Recommandations de RSF
- Mettre en œuvre rapidement la politique de protection des défenseurs des droits de l'homme, en accordant une attention particulière aux journalistes et aux travailleurs des médias. Le gouvernement doit veiller à ce que les journalistes, en particulier ceux qui traitent de sujets sensibles, bénéficient de mesures de protection solides pour mener à bien leur travail sans craindre de représailles ou de violences.
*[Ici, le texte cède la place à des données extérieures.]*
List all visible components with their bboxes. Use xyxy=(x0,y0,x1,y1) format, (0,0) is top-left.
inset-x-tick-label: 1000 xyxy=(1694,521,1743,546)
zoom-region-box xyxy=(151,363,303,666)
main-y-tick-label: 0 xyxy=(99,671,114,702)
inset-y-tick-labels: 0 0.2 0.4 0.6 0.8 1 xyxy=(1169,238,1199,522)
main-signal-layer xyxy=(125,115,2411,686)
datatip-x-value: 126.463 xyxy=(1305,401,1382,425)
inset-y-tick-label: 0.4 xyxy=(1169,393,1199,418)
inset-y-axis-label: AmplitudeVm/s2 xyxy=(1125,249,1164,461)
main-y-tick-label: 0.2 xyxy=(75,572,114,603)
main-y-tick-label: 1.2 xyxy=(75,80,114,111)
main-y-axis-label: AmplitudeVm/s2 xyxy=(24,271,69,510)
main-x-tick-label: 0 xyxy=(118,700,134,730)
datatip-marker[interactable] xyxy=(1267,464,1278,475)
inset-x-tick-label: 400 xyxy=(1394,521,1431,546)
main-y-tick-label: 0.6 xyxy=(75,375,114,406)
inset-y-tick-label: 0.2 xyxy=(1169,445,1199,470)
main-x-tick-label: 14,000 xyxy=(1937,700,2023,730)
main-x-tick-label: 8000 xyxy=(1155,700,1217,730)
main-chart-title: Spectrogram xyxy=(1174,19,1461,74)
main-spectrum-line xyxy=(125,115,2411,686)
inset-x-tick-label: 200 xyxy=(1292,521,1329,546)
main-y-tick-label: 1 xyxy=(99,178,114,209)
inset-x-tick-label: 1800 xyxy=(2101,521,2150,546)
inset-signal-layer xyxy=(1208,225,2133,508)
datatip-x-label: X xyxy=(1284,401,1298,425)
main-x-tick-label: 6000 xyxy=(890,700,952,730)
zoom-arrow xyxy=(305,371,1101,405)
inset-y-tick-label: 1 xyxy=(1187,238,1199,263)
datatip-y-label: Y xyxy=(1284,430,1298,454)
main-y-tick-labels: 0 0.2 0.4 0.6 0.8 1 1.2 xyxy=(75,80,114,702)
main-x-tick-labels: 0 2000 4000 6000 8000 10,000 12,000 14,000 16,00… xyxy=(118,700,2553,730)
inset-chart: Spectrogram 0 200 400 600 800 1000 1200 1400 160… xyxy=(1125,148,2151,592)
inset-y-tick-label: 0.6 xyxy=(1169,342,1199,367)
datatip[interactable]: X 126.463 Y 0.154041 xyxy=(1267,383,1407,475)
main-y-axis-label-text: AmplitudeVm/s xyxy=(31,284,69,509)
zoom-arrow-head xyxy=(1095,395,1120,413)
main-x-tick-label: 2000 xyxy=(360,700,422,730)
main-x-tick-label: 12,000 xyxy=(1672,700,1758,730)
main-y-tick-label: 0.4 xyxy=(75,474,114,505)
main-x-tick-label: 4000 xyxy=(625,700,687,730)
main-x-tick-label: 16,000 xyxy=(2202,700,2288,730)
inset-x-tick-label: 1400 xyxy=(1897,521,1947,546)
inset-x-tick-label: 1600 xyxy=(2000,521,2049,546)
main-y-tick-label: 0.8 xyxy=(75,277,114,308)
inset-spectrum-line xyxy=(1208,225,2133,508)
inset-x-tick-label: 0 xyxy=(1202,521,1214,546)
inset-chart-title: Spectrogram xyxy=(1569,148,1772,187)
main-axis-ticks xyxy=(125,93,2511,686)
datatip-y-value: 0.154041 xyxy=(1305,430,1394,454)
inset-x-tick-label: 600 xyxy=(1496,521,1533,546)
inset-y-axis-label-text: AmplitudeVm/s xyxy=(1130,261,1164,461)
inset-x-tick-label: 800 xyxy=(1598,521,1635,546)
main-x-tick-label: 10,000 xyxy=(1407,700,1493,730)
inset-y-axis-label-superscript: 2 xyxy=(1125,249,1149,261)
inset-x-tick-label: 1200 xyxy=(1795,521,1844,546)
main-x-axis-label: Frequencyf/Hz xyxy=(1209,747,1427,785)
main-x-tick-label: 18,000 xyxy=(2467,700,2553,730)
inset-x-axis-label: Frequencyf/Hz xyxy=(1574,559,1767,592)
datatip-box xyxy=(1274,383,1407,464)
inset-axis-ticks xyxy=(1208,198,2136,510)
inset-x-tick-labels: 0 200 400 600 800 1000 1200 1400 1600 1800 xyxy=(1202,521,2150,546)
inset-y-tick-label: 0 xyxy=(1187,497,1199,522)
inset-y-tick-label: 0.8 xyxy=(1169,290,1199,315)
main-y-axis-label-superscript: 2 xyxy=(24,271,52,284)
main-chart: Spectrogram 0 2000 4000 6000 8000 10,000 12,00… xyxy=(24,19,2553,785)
- Mettre un terme à l'utilisation abusive du système judiciaire pour criminaliser les journalistes par le biais de mesures relevant du pouvoir exécutif. Des cas comme celui de Jose Rubén Zamora soulignent la nécessité urgente d'empêcher le harcèlement juridique des journalistes et de veiller à ce que le système judiciaire ne soit pas instrumentalisé pour supprimer la liberté de la presse.
- Promouvoir publiquement le travail journalistique dans le pays par des campagnes contre les discours stigmatisant les médias et les politiques qui soutiennent le journalisme. Les fonctionnaires doivent reconnaître le rôle essentiel du journalisme dans la démocratie et s'employer activement à contrer la rhétorique qui discrédite ou met en danger les travailleurs des médias.
- Former et équiper les forces de police pour qu'elles puissent enquêter rapidement sur les crimes commis contre les journalistes et les professionnels des médias, en veillant à ce que les auteurs soient traduits en justice. Le renforcement des capacités des forces de l'ordre à lutter contre les crimes contre la presse est essentiel pour combattre l'impunité et garantir que les auteurs d'attaques contre les journalistes répondent de leurs actes.